Griechisch asbestos – unbrennbar

Asbeste sind faserförmige, natürlich vorkommende Silikate. Aufgrund ihrer mineralogischen Struktur unterscheidet man mehrere Asbestarten in zwei Hauptgruppen:

Zur Gruppe der Serpentinasbeste gehört der am häufigsten vorkommende, weisse Asbest Chrysotil. Er ist in feinste, geschmeidige, verspinnbare Fasern zerlegbar, weist aber eine geringe Säureresistenz auf.
Vorkommen: auf allen Erdteilen.

Von den Amphibolasbesten ist der säurebständige, blaue Asbest Krokydolit (von Wittenoom) der wichtigste. Er ist härter und die Fasern sind nadelähnlich.
Vorkommen: Er ist weit weniger häufig als der weisse Asbest und wurde vorwiegend in Südafrika und Australien abgebaut.

Ein weiterer Vertreter dieser Gruppe ist der braune Asbest Amosit, der auf Zypern vorkommt.

Charakteristische Eigenschaften

Zugfest, elastisch,
wärme- und hitzeverträglich,
unbrennbar.
Beständigkeit gegenüber Chemikalien.
In feinste Fasern zerlegbar, verspinnbar.
Geringes spezifisches Gewicht.

Verwendung

Dank ihrer Eigenschaften, ihres Vorkommens in allen Erdteilen und ihrer kostengünstigen Gewinnung gibt es kaum einen Bereich, in welchem Asbeste keine Verwendung fanden. Sie liessen sich verspinnen zu feuerfesten Schutzanzügen, zu Theater- und Restaurantvorhängen, zu Bodenbelägen wie Linoleum und ähnlichen. Sie fanden Verwendung in Filtern für Gasmasken und Saftpressen. Es gab hunderte von Rezepten für Zementmischungen und Verputze mit Asbestzusätzen von 5% bis 40 und mehr %. Man fabrizierte Blumenkisten und Dachziegel mit Asbest. Ueberall, wo ein hitzebeständiger Stoff gefragt war, griff man zu Asbest. Bremsbeläge bei Autos, Bügelunterlagen im Haushalt, Isolationsmaterialien enthielten Asbest ... usw ... usf.

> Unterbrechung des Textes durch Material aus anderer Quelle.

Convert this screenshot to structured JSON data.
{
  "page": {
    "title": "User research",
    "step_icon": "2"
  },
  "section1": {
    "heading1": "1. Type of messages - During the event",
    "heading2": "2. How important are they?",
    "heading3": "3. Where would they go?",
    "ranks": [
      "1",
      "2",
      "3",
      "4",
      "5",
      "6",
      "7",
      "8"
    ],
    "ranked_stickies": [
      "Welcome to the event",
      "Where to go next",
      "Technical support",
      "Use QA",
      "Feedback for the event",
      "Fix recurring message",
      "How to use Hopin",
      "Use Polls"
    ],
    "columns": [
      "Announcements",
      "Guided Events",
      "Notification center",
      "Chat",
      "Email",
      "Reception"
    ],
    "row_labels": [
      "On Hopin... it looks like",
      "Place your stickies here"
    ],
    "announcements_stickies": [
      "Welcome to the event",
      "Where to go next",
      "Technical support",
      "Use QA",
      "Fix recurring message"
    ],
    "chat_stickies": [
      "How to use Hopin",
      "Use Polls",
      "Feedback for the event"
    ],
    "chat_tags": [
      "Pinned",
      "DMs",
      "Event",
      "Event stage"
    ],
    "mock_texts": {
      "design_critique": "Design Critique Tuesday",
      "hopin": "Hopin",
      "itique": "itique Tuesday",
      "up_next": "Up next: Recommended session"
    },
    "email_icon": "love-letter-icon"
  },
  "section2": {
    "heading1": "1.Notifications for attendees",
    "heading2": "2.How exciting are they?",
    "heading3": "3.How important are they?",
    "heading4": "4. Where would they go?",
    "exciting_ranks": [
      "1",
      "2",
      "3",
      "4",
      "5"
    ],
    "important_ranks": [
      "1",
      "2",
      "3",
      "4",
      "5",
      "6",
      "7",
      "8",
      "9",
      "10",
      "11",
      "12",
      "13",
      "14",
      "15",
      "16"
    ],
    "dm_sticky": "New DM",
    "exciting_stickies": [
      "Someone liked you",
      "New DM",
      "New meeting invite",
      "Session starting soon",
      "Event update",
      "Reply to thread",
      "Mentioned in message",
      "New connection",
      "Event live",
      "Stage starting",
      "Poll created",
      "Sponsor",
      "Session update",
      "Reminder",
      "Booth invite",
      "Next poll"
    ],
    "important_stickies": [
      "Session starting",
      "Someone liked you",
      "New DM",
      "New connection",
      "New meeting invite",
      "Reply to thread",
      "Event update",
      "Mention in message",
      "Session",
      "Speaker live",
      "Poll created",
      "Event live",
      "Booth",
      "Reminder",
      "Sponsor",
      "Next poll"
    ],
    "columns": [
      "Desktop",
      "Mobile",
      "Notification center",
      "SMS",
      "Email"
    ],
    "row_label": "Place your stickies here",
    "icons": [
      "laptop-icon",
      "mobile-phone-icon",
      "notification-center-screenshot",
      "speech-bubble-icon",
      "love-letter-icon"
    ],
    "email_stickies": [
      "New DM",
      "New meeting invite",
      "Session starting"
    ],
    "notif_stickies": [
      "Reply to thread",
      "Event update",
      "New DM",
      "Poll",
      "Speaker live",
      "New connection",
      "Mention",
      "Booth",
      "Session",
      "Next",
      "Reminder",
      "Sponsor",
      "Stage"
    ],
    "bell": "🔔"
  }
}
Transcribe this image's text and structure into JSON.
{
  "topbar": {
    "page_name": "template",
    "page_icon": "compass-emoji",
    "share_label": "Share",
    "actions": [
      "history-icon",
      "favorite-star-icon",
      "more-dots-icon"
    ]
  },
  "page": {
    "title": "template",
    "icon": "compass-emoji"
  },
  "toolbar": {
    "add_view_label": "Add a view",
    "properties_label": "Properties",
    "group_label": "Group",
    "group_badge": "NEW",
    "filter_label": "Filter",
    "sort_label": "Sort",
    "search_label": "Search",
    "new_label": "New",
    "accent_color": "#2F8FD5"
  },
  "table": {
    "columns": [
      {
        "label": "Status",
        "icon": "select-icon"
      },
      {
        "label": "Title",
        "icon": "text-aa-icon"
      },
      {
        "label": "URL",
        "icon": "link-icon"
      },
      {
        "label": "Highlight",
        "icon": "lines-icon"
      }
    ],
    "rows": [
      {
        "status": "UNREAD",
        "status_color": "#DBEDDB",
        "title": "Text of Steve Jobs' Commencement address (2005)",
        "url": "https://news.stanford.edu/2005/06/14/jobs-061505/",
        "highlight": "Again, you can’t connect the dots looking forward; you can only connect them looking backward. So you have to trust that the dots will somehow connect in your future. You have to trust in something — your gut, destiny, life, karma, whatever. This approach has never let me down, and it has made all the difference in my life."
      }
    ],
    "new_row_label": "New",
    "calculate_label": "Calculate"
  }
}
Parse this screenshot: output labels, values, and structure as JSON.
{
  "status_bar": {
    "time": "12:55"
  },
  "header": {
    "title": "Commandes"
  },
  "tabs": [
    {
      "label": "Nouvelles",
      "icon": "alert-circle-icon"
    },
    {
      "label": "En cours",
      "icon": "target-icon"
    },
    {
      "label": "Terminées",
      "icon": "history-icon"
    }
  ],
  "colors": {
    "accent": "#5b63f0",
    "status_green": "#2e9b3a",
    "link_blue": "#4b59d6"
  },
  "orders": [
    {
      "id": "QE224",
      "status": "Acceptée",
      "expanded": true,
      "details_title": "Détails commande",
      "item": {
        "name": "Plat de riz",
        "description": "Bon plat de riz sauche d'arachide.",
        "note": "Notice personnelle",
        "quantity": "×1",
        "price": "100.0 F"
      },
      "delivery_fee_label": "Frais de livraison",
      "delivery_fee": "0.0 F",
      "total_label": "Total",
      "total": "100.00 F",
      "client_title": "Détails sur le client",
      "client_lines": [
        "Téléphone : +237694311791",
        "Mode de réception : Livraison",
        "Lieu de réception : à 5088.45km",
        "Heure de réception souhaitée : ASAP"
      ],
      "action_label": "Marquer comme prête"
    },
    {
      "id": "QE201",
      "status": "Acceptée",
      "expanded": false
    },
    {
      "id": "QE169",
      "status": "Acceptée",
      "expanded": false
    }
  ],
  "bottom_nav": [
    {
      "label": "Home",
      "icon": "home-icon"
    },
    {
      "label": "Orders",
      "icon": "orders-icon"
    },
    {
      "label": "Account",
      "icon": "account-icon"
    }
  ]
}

Weltweit wurde weisser Asbest (Chrysotil) in grösserer Menge verarbeitet, aber ein Zusatz von blauem (Krokydolit) verbesserte die Qualität des Endproduktes.

Asbesterze enthalten maximal 15% Faseranteil. Die Aufarbeitung erfolgte vorwiegend im Trockenverfahren (Asbestmühle). Nach Zerkleinern, Lockern, Trocknen und Zerfasern des Erzes wurden die Asbestfasern durch Sieben und Windsichten abgetrennt und in Säcke abgefüllt. Der Zurückbleibende Erzabfall – tailings genannt – wurde zeitweise an Stelle von Kies und Sand im Strassenbau verwendet.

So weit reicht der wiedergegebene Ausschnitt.